Choć za oknem pogoda niezbyt letnia, wakacje już na półmetku. Dla dzieci – czas beztroski. Dla rodziców – codzienna łamigłówka. Jednym z miejsc, które przychodzą z pomocą, jest Muzeum Miasta Mysłowice.

Dzieci poznają tu dawne zwyczaje i próbują swoich sił w kuchni.

– Tworzyły swój własny podpłomyk. Ten pierwszy słowiański chleb. Bardzo ciekawa sprawa – mówi Wojciech Kubowicz z Muzeum Miasta Mysłowice.

Jak przystało na muzeum, dzieciaki poznają też dawne gry i zabawy, na których kiedyś spędzało się wakacje.

– Robiliśmy takie coś, to są kapsle, będziemy nimi grali, ale nie wiem jak – mówi Zosia, uczestniczka zajęć.

Jest też sporo ruchu. Według relacji pracowników muzeum ulubiona zabawa to „przeprawa”.

– Są to dwa materace, na których dzieci siadają, ciągnięte przez swoich kolegów, koleżanki i na czas jest rywalizacja. Mnóstwo radości, mnóstwo śmiechu – dodaje Wojciech Kubowicz.

Wśród atrakcji znalazła się również „wojskowa przygoda” – lekka, ale z odniesieniem do historii.

– Przypominamy trochę o tym, że były powstania, że była kampania wrześniowa.
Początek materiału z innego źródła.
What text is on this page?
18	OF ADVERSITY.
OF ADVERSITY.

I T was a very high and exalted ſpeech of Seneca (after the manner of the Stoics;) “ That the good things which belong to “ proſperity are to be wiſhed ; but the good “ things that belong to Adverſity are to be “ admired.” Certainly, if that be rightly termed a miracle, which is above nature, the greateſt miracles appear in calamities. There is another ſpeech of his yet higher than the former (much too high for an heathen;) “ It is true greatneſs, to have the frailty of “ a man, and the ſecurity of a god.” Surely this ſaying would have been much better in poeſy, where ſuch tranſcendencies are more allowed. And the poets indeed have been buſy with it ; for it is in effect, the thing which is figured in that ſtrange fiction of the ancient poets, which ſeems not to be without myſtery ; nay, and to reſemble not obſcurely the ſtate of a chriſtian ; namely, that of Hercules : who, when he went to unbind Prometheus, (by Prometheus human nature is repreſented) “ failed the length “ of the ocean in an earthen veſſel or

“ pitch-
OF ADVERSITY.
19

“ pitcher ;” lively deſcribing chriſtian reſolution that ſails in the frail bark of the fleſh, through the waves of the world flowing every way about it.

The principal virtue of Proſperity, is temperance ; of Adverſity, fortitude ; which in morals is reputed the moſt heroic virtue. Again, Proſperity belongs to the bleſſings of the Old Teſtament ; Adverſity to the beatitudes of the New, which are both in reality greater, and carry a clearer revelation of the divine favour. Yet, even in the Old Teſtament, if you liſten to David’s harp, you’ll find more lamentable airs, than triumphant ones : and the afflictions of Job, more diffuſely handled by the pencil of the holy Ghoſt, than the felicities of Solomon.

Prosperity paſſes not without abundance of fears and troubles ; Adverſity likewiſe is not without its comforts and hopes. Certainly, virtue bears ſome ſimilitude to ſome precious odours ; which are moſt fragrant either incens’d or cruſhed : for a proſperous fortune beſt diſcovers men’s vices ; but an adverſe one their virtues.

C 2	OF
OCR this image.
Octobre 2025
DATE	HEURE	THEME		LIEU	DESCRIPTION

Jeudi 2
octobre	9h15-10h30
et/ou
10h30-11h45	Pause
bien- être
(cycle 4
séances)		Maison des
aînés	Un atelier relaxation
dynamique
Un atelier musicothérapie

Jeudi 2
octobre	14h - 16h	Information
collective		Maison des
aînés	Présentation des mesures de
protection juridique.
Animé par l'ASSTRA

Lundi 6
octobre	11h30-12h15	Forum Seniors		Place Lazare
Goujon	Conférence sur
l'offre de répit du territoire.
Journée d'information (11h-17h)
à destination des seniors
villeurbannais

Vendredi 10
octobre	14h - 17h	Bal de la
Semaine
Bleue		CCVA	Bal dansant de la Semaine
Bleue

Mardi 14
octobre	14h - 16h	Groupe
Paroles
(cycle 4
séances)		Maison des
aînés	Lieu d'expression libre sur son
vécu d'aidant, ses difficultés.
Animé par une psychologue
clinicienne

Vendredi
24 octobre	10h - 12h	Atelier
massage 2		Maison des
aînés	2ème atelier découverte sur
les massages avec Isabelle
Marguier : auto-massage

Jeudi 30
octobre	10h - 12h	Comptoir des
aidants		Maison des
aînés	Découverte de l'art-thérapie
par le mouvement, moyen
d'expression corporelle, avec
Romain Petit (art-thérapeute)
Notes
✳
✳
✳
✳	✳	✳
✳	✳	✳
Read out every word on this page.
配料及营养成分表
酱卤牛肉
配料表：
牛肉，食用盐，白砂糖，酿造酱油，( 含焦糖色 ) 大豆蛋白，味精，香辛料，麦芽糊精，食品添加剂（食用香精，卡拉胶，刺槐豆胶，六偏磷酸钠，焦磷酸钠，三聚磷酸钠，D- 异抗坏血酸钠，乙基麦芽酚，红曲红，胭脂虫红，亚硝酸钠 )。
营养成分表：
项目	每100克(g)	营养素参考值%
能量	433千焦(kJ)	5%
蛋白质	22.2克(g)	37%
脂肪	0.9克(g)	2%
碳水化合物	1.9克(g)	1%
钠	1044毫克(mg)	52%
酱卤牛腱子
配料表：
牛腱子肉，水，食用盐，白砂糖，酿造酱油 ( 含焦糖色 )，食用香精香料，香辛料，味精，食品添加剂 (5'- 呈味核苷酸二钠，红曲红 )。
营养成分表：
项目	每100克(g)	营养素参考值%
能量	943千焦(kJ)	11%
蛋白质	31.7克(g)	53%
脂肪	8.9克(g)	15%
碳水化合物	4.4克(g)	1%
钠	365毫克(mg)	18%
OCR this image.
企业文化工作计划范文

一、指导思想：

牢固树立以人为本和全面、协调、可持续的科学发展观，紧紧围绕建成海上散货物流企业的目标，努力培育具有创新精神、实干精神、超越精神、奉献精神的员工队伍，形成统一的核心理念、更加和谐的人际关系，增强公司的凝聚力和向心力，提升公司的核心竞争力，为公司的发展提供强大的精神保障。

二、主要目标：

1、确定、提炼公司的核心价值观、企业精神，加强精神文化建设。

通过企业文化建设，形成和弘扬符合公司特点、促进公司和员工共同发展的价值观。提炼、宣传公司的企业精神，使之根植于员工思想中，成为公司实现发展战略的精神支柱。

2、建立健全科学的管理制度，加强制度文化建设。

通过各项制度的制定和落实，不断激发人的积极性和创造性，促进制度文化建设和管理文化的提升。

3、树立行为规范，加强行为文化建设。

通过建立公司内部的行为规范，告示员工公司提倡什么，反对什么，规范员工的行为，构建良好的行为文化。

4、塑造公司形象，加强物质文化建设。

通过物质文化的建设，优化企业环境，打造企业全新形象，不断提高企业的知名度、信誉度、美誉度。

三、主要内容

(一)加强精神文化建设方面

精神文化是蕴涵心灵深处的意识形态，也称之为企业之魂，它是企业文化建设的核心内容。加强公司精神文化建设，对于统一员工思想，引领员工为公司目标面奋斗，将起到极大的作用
Ale oczywiście w skróconym zakresie, bo to nie jest lekcja taka jak w roku szkolnym – mówi Wojciech Kubowicz

Pomysły na zajęcia powstają tu na bieżąco.

– Wynikają z naszych doświadczeń. Obserwujemy rzeczywistość – dodaje Wojciech Kubowicz

Przed nami jeszcze tylko, albo aż druga połowa wakacji – i kolejne miejsca, do których zajrzymy z kamerą już niebawem.